Cela dit, je pense qu’il faut faire un peu attention avant d’apposer l’étiquette « QE furtif » à toute opération sur le marché libre. Un achat de 15,6 milliards de dollars est, dans le grand schéma des liquidités systémiques globales, l’équivalent d’une simple erreur d’arrondi, et ces mouvements précis sont souvent uniquement des opérations routinières de renouvellement à maturité ou des correctifs de plomberie à court terme, plutôt que des expansions structurelles du bilan.
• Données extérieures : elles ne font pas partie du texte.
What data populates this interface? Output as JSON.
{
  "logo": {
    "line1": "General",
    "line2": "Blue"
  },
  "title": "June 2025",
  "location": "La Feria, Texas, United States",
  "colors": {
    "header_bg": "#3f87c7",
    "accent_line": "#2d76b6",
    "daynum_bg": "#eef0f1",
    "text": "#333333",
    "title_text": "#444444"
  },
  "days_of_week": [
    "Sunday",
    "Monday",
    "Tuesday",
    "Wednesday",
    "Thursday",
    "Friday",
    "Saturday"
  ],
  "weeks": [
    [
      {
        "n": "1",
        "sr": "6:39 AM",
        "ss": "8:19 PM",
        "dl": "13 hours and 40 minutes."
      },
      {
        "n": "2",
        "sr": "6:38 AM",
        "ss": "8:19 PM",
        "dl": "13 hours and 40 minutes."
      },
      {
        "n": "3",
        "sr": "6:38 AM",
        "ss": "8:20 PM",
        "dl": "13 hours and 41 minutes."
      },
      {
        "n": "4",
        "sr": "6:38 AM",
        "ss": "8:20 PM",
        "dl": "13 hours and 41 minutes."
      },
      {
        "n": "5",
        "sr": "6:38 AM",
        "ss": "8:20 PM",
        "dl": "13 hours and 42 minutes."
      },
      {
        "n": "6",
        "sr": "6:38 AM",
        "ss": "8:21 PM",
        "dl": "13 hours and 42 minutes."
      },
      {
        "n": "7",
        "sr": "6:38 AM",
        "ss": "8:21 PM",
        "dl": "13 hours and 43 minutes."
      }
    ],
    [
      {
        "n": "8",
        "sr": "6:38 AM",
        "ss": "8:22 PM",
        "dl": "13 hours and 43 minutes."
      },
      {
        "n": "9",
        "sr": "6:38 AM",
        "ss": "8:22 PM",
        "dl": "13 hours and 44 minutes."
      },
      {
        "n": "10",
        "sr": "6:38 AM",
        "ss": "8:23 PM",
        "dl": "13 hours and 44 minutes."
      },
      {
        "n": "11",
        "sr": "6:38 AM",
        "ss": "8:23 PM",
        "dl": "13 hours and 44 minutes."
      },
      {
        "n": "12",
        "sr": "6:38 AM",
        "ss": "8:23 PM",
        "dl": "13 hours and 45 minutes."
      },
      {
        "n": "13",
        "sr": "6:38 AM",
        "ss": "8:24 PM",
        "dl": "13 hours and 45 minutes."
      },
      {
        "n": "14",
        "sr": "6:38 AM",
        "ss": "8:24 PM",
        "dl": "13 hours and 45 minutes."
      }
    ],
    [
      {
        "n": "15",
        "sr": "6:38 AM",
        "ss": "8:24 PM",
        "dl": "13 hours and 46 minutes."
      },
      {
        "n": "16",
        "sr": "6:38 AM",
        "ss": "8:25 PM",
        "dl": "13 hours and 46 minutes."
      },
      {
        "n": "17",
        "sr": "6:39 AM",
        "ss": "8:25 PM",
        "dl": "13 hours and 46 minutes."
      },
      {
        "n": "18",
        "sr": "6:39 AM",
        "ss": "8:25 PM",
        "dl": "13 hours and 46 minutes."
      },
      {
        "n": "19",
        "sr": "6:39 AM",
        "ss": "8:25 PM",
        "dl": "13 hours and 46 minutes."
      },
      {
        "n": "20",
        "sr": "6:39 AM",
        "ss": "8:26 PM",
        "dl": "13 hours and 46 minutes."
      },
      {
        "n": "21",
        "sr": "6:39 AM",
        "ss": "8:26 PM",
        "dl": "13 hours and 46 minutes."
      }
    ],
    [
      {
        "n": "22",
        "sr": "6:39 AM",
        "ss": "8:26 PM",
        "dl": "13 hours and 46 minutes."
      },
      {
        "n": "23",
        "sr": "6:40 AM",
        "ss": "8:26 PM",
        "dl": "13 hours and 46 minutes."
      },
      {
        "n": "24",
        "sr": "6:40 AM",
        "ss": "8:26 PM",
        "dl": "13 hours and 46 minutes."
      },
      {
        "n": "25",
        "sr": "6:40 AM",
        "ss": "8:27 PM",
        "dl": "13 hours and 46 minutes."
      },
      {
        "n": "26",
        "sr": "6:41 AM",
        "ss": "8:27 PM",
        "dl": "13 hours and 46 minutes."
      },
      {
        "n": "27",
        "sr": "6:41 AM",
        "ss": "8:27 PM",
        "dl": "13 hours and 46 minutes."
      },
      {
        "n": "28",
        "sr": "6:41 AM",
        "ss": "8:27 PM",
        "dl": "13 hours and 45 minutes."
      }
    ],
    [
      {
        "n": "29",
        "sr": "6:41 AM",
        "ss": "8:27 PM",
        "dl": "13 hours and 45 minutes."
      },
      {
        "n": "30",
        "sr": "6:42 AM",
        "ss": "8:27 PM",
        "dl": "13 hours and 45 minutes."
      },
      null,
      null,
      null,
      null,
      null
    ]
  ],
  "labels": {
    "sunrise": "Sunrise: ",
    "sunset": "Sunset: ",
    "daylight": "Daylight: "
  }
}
Si l’on regarde réellement les variations des tirages de la Reverse Repo Facility (RRP) combinées aux soldes du Treasury General Account (TGA), le tableau de liquidité net est beaucoup plus complexe et pas entièrement favorable (moins dovish). Même si on est tenté d’attribuer chaque bougie verte de BTC à un secret de « création monétaire », une bonne partie de cette hausse récente est probablement surtout due à la structure locale du marché crypto, au positionnement sur les dérivés et à la dynamique des flux liés aux ETF, plutôt qu’à un véritable changement de politique de la Fed. C’est une narration intéressante, mais je voudrais voir une croissance soutenue du bilan au cours du prochain trimestre avant de la qualifier de véritable changement de régime macro.